I don’t know what you are going through… I can’t imagine and I’m sorry, I don’t want to.
I’m sorry… I’m sorry for you, sorry for Joe, sorry for your daughter and the rest of your family. Cancer FUCKING sucks. It does. Every letter, every diagnosis, every “rare” form. It sucks.
Daily I lift you all in prayer. Each time I read a new post, I long for positive news and cry during each post no matter what you type.
I wish I had more to say than “I’m sorry for what you are going through.” This is what I had to tell a friend of mine just two weeks ago as we lost her fiance and my friend to liver cancer.

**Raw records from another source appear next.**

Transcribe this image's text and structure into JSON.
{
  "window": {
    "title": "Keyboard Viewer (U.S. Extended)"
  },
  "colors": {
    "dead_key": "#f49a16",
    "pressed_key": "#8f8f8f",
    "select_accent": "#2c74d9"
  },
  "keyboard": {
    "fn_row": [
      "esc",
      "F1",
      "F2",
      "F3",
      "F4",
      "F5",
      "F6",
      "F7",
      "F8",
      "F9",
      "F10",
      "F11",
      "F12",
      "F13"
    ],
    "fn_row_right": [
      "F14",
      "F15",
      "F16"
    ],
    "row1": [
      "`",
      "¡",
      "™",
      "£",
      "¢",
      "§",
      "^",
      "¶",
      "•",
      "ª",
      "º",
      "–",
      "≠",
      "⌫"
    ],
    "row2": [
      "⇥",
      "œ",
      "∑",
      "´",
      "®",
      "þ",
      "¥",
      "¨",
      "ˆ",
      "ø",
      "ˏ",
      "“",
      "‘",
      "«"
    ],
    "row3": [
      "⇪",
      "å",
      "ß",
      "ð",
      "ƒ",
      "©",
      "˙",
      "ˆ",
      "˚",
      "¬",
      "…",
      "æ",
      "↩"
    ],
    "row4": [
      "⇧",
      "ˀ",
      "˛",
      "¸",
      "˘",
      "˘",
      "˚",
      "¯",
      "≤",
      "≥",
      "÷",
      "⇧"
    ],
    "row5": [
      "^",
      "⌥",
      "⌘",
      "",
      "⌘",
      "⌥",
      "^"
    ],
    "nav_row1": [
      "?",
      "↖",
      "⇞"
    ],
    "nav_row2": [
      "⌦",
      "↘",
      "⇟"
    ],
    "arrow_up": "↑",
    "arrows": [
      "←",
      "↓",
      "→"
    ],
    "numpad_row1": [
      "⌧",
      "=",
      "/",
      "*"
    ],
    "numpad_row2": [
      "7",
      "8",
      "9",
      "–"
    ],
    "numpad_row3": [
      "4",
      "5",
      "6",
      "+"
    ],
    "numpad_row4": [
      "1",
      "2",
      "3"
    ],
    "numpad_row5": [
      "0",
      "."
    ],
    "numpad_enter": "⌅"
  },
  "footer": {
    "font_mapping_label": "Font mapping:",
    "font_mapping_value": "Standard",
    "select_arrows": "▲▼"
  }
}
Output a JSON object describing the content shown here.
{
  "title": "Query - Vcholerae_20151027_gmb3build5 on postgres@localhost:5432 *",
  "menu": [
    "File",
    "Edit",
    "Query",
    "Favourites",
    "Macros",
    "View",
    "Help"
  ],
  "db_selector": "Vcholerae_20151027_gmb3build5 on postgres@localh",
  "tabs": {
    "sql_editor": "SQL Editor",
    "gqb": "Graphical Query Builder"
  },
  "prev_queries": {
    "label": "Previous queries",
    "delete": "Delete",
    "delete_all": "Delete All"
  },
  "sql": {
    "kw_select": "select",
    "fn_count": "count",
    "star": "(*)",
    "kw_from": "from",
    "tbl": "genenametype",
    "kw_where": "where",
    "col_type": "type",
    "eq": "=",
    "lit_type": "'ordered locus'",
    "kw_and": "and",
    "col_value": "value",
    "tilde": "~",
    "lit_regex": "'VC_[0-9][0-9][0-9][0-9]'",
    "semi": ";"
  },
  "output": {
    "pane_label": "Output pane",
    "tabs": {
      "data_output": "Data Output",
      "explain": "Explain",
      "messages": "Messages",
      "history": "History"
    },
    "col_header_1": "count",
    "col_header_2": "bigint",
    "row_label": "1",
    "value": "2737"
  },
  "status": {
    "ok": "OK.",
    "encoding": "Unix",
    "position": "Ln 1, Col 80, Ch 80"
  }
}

I was sent the link to your page from a fellow Bears fan that wanted us to keep your family in our prayers and I feel like it was for a reason. I sympathize with your statements of not being ready. I harbor the anger of ‘why him?’ I know it is not much that any of us reading can do but we are all praying for you and your family.
It’s ok to hate the world. I don’t like anybody either. Your husband, your daughter & you all deserved so much more. You have every right to be angry & pissed. Hang in there lady; one day at a time. My wife has been fighting stage 3 Breast Cancer for almost 2 years that has spread to her sternum & both lungs.